A su salida del juzgado en dirección a dependencias de la comisaría oscense, desde donde fue trasladado con posterioridad a Zuera, los familiares y amigos de una de las víctimas se abalanzaron sobre el coche policial y le propinaron varias patadas.
Las mismas fuentes explicaron que el letrado de la defensa alegó que los padres del joven detenido trataron tiempo atrás de ingresarlo en un centro psiquiátrico de Zaragoza, pero la negativa de su hijo, mayor de edad, a ser internado impidió la aplicación de la medida.
Al parecer, los padres del detenido, al no observar modificaciones en su comportamiento habitual, habían decidido recientemente iniciar los trámites para solicitar su incapacitación y pedir su ingreso en un centro psiquiátrico.

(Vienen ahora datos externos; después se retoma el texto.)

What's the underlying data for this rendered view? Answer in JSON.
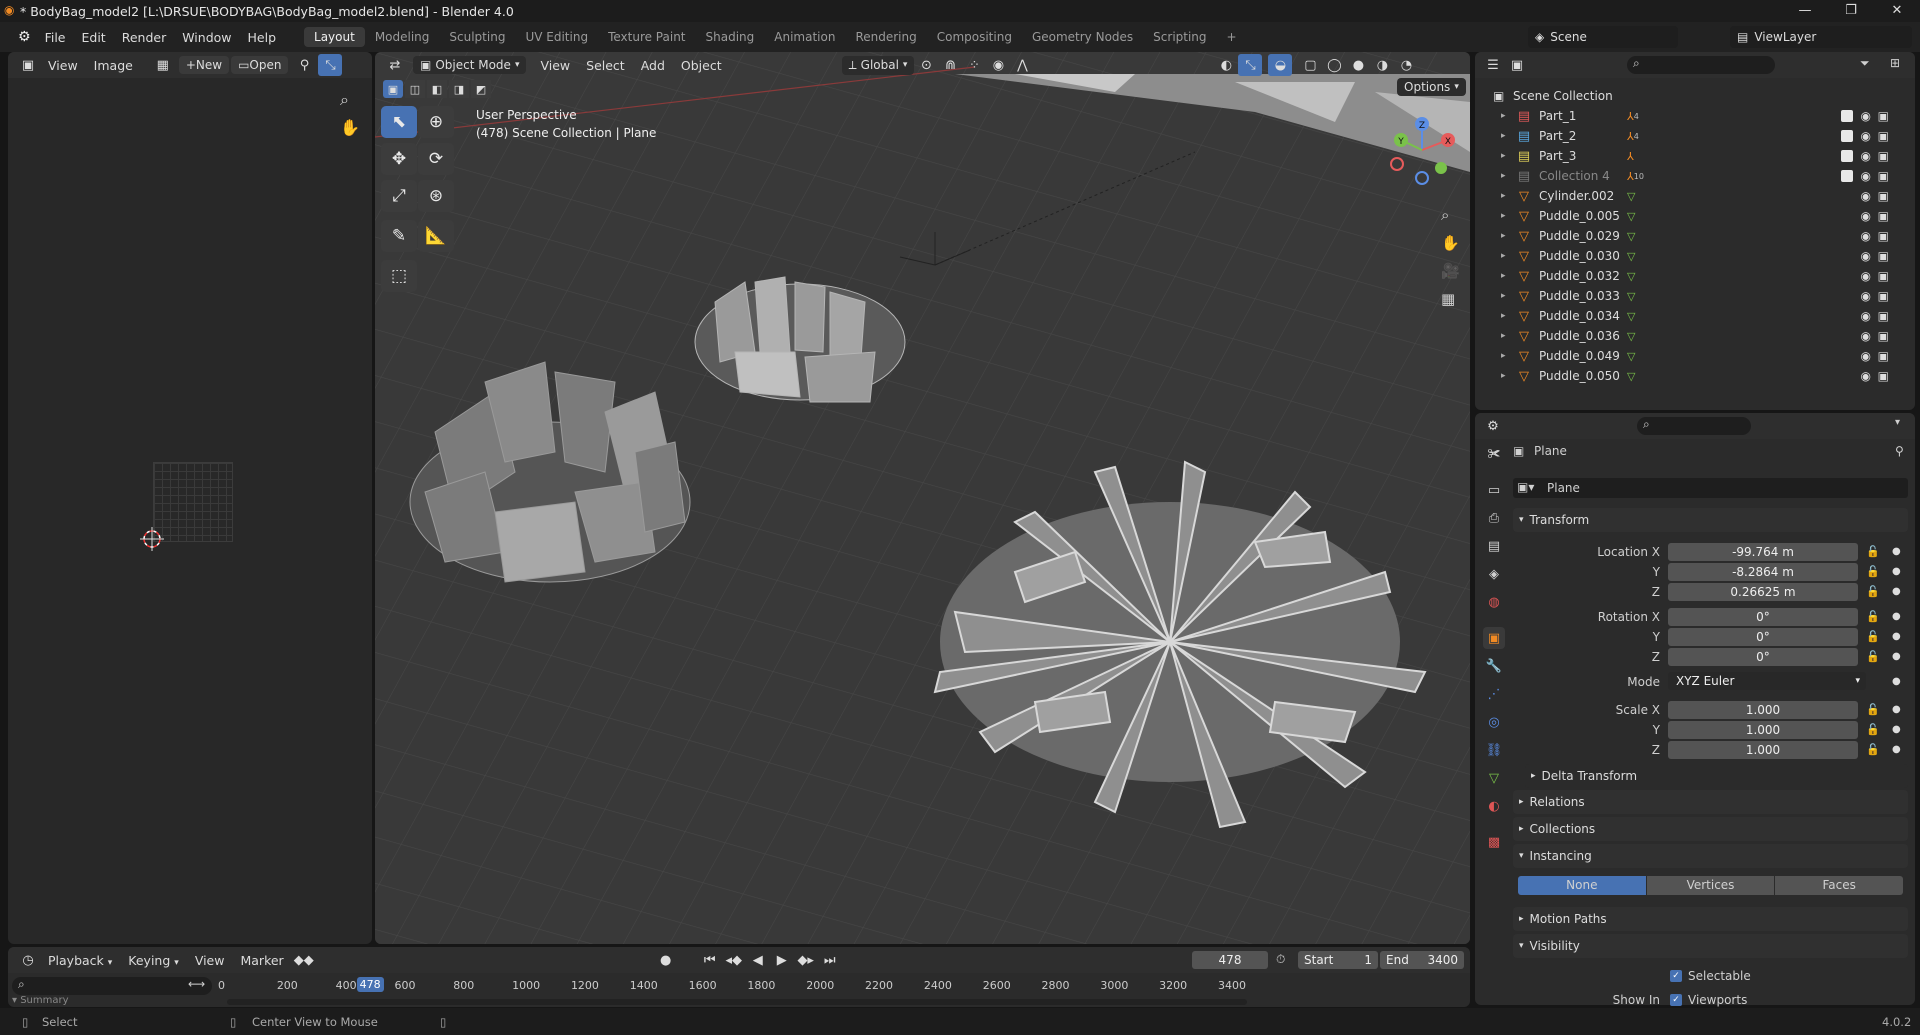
{
  "window": {
    "title": "* BodyBag_model2 [L:\\DRSUE\\BODYBAG\\BodyBag_model2.blend] - Blender 4.0",
    "minimize": "—",
    "maximize": "❐",
    "close": "✕"
  },
  "menus": [
    "File",
    "Edit",
    "Render",
    "Window",
    "Help"
  ],
  "workspaces": [
    "Layout",
    "Modeling",
    "Sculpting",
    "UV Editing",
    "Texture Paint",
    "Shading",
    "Animation",
    "Rendering",
    "Compositing",
    "Geometry Nodes",
    "Scripting"
  ],
  "add_workspace": "+",
  "scene": {
    "name": "Scene",
    "view_layer": "ViewLayer"
  },
  "image_editor": {
    "view": "View",
    "image": "Image",
    "new": "New",
    "open": "Open"
  },
  "viewport": {
    "mode": "Object Mode",
    "view": "View",
    "select": "Select",
    "add": "Add",
    "object": "Object",
    "orientation": "Global",
    "options": "Options",
    "overlay_line1": "User Perspective",
    "overlay_line2": "(478) Scene Collection | Plane",
    "axis_x": "X",
    "axis_y": "Y",
    "axis_z": "Z"
  },
  "outliner": {
    "root": "Scene Collection",
    "items": [
      {
        "name": "Part_1",
        "kind": "collection",
        "color": "#e05a5a",
        "count": "4",
        "checked": true
      },
      {
        "name": "Part_2",
        "kind": "collection",
        "color": "#5aa8e0",
        "count": "4",
        "checked": true
      },
      {
        "name": "Part_3",
        "kind": "collection",
        "color": "#e0d05a",
        "count": "",
        "checked": true
      },
      {
        "name": "Collection 4",
        "kind": "collection",
        "color": "#777777",
        "count": "10",
        "checked": true,
        "dim": true
      },
      {
        "name": "Cylinder.002",
        "kind": "mesh"
      },
      {
        "name": "Puddle_0.005",
        "kind": "mesh"
      },
      {
        "name": "Puddle_0.029",
        "kind": "mesh"
      },
      {
        "name": "Puddle_0.030",
        "kind": "mesh"
      },
      {
        "name": "Puddle_0.032",
        "kind": "mesh"
      },
      {
        "name": "Puddle_0.033",
        "kind": "mesh"
      },
      {
        "name": "Puddle_0.034",
        "kind": "mesh"
      },
      {
        "name": "Puddle_0.036",
        "kind": "mesh"
      },
      {
        "name": "Puddle_0.049",
        "kind": "mesh"
      },
      {
        "name": "Puddle_0.050",
        "kind": "mesh"
      }
    ]
  },
  "properties": {
    "object_name": "Plane",
    "data_name": "Plane",
    "transform": "Transform",
    "location_x_label": "Location X",
    "location_x": "-99.764 m",
    "y_label": "Y",
    "location_y": "-8.2864 m",
    "z_label": "Z",
    "location_z": "0.26625 m",
    "rotation_x_label": "Rotation X",
    "rotation_x": "0°",
    "rotation_y": "0°",
    "rotation_z": "0°",
    "mode_label": "Mode",
    "mode": "XYZ Euler",
    "scale_x_label": "Scale X",
    "scale_x": "1.000",
    "scale_y": "1.000",
    "scale_z": "1.000",
    "delta": "Delta Transform",
    "relations": "Relations",
    "collections": "Collections",
    "instancing": "Instancing",
    "inst_none": "None",
    "inst_vertices": "Vertices",
    "inst_faces": "Faces",
    "motion_paths": "Motion Paths",
    "visibility": "Visibility",
    "selectable": "Selectable",
    "show_in": "Show In",
    "viewports": "Viewports"
  },
  "timeline": {
    "playback": "Playback",
    "keying": "Keying",
    "view": "View",
    "marker": "Marker",
    "current_frame": "478",
    "start_label": "Start",
    "start": "1",
    "end_label": "End",
    "end": "3400",
    "ticks": [
      "0",
      "200",
      "400",
      "600",
      "800",
      "1000",
      "1200",
      "1400",
      "1600",
      "1800",
      "2000",
      "2200",
      "2400",
      "2600",
      "2800",
      "3000",
      "3200",
      "3400"
    ],
    "summary": "Summary"
  },
  "statusbar": {
    "select": "Select",
    "center": "Center View to Mouse",
    "version": "4.0.2"
  }
}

El juez, que decidió no solicitar la práctica de nuevas pruebas tras verificar el contenido del atestado policial, que incluye un informe toxicológico que revela la presencia de cannabis en el organismo del joven, llamará a declarar a testigos en próximas fechas.
Los responsables policiales continúan mientras tanto con las pesquisas para determinar el trayecto que realizó el detenido antes del accidente y comprobar si provocó previamente más situaciones de riesgo en la ciudad.
El atestado aportado al instructor revela que el joven conductor alcanzó los 150 kilómetros a la hora antes de llegar a la curva a cuya salida se ubica la discoteca, y que en ningún momento llegó a accionar el freno para intentar evitar el atropello de las personas que se encontraban a las puertas del establecimiento.
Durante la jornada de ayer, domingo, los agentes de la comisaría de policía de Huesca consiguieron localizar e identificar al joven que ocupaba el asiento del copiloto en el vehículo del detenido, que se dio a la fuga instantes después del accidente.
Las mismas fuentes explicaron que este joven se limitó a prestar declaración como testigo ya que la presencia de otras personas en el escenario del accidente impidió su detención por un presunto delito de omisión del deber de socorro.